Mmmmm just finished a piece of apple pie from the Thanksgiving feast. I think we usually end up bringing at least half a pie home, and this year was no exception. We have to bring the apple home though, because somebody *cough*Dave*cough* doesn't like pumpkin.
I was going to go shopping with Nadia today, but we're pushing it back to next Saturday. Crazy pregnant lady thought she could do two days of shopping in a row! (Remember Nadia, you told me I could call you that) But that's OK, because I need to clean the apartment. They're coming on Tuesday to inspect our heater, and I don't want to get kicked out for being a fire hazard or something. We have to lock the cats up while they're here, which will be oh so pleasant.
Speaking of the cats, Mojo's newest thing is attacking the flower arrangement next to one of the speakers in the living room.
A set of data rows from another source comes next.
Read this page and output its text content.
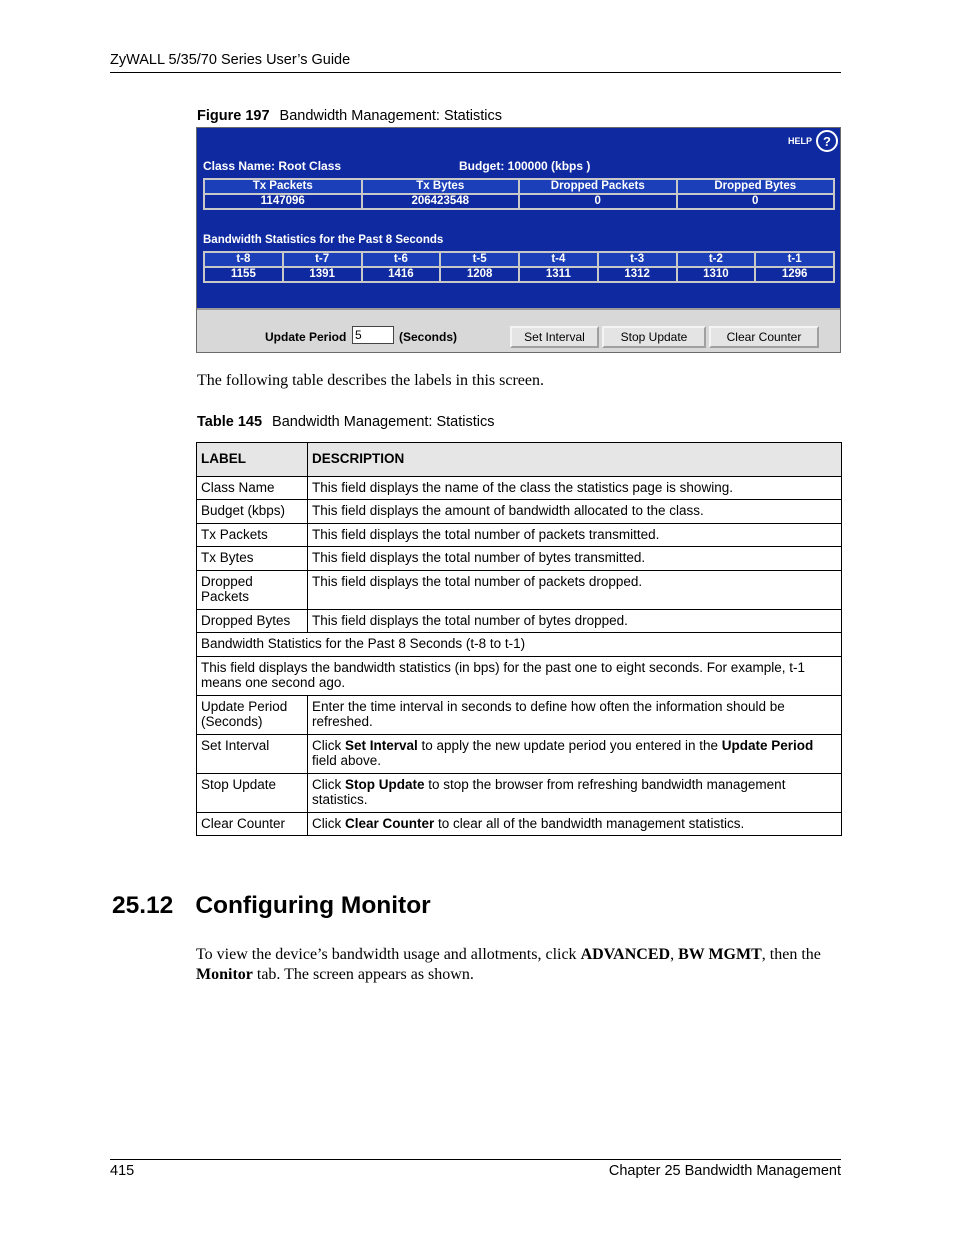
ZyWALL 5/35/70 Series User’s Guide
Figure 197 Bandwidth Management: Statistics
HELP ?
Class Name: Root Class	Budget: 100000 (kbps )
Tx Packets	Tx Bytes	Dropped Packets	Dropped Bytes
1147096	206423548	0	0
Bandwidth Statistics for the Past 8 Seconds
t-8	t-7	t-6	t-5	t-4	t-3	t-2	t-1
1155	1391	1416	1208	1311	1312	1310	1296
Update Period
5	(Seconds)	Set Interval	Stop Update	Clear Counter
The following table describes the labels in this screen.
Table 145 Bandwidth Management: Statistics
LABEL	DESCRIPTION
Class Name	This field displays the name of the class the statistics page is showing.
Budget (kbps)	This field displays the amount of bandwidth allocated to the class.
Tx Packets	This field displays the total number of packets transmitted.
Tx Bytes	This field displays the total number of bytes transmitted.
Dropped Packets	This field displays the total number of packets dropped.
Dropped Bytes	This field displays the total number of bytes dropped.
Bandwidth Statistics for the Past 8 Seconds (t-8 to t-1)	
This field displays the bandwidth statistics (in bps) for the past one to eight seconds. For example, t-1 means one second ago.	
Update Period (Seconds)	Enter the time interval in seconds to define how often the information should be refreshed.
Set Interval	Click Set Interval to apply the new update period you entered in the Update Period field above.
Stop Update	Click Stop Update to stop the browser from refreshing bandwidth management statistics.
Clear Counter	Click Clear Counter to clear all of the bandwidth management statistics.
25.12 Configuring Monitor
To view the device’s bandwidth usage and allotments, click ADVANCED, BW MGMT, then the Monitor tab. The screen appears as shown.
415	Chapter 25 Bandwidth Management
It's been a part of the decor since we found him, but he has apparently only just noticed it. He's such a gem.
And Sugar was up my ass today begging for turkey. We made the mistake a couple years ago of giving her a little bit of our Christmas dinner, and ever since then she begs shamelessly for whatever meat you're eating. She even gets excited over bacon before it's even cooked! She's funny though. She has to lick all the salt off before she'll eat it, and today she licked it right off the little TV tray onto the floor. She got all crazy because it fell too close to my shoe and she didn't think she could get to it. Didn't think of going around to the other side I guess.
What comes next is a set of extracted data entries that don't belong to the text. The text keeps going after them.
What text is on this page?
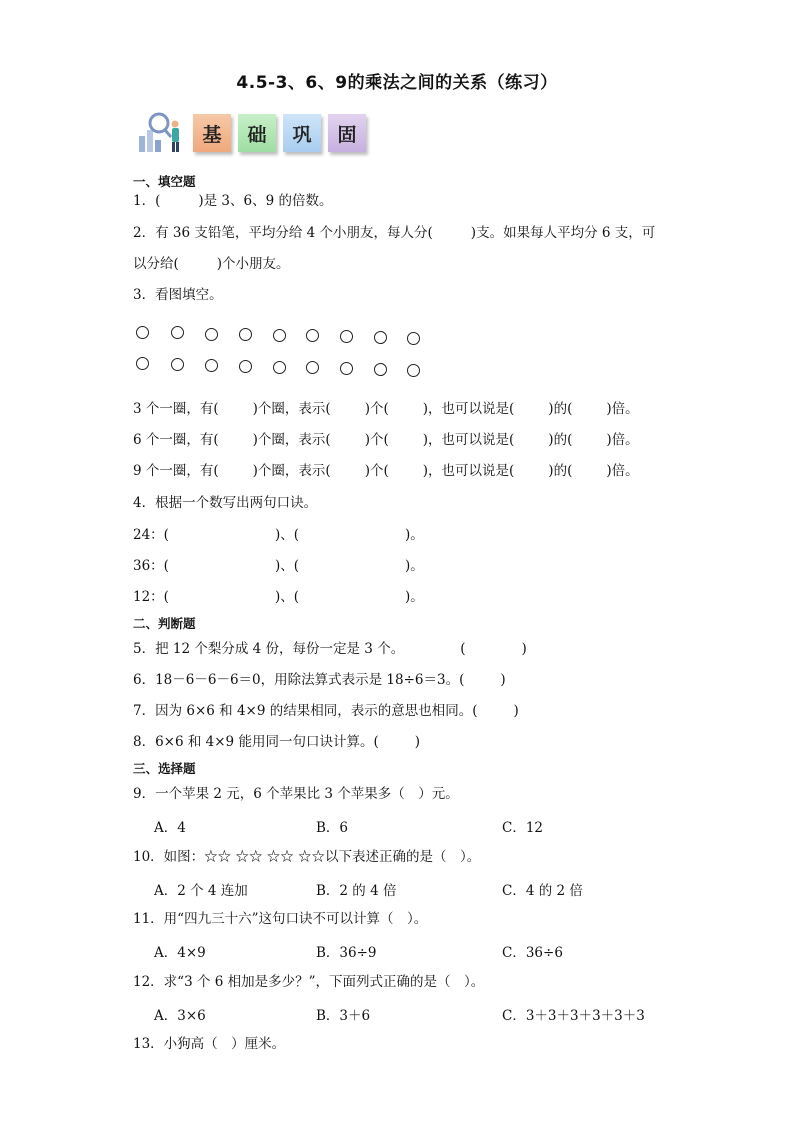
4.5-3、6、9的乘法之间的关系（练习）
基	础	巩	固
一、填空题
1．(	)是 3、6、9 的倍数。
2．有 36 支铅笔，平均分给 4 个小朋友，每人分(	)支。如果每人平均分 6 支，可
以分给(	)个小朋友。
3．看图填空。
3 个一圈，有(	)个圈，表示(	)个(	)，也可以说是(	)的(	)倍。
6 个一圈，有(	)个圈，表示(	)个(	)，也可以说是(	)的(	)倍。
9 个一圈，有(	)个圈，表示(	)个(	)，也可以说是(	)的(	)倍。
4．根据一个数写出两句口诀。
24：(	)、(	)。
36：(	)、(	)。
12：(	)、(	)。
二、判断题
5．把 12 个梨分成 4 份，每份一定是 3 个。	(	)
6．18－6－6－6＝0，用除法算式表示是 18÷6＝3。(	)
7．因为 6×6 和 4×9 的结果相同，表示的意思也相同。(	)
8．6×6 和 4×9 能用同一句口诀计算。(	)
三、选择题
9．一个苹果 2 元，6 个苹果比 3 个苹果多（　）元。
A．4	B．6	C．12
10．如图：☆☆ ☆☆ ☆☆ ☆☆以下表述正确的是（　）。
A．2 个 4 连加	B．2 的 4 倍	C．4 的 2 倍
11．用“四九三十六”这句口诀不可以计算（　）。
A．4×9	B．36÷9	C．36÷6
12．求“3 个 6 相加是多少？”，下面列式正确的是（　）。
A．3×6	B．3＋6	C．3＋3＋3＋3＋3＋3
13．小狗高（　）厘米。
*BURN UPDATE* Beckett's bartender's band-aid took more skin. No more band-aids for me. Burn is still nice and red, with a lovely scab. Dave made me get something to put on it, so I got something called "Burn Stuff." They also make "Cut Stuff." The box says "Because burns aren't cuts and cuts aren't burns..." Marketing genius, I tell you. The box should also say "WARNING: Our 'Stuff' smells like ass."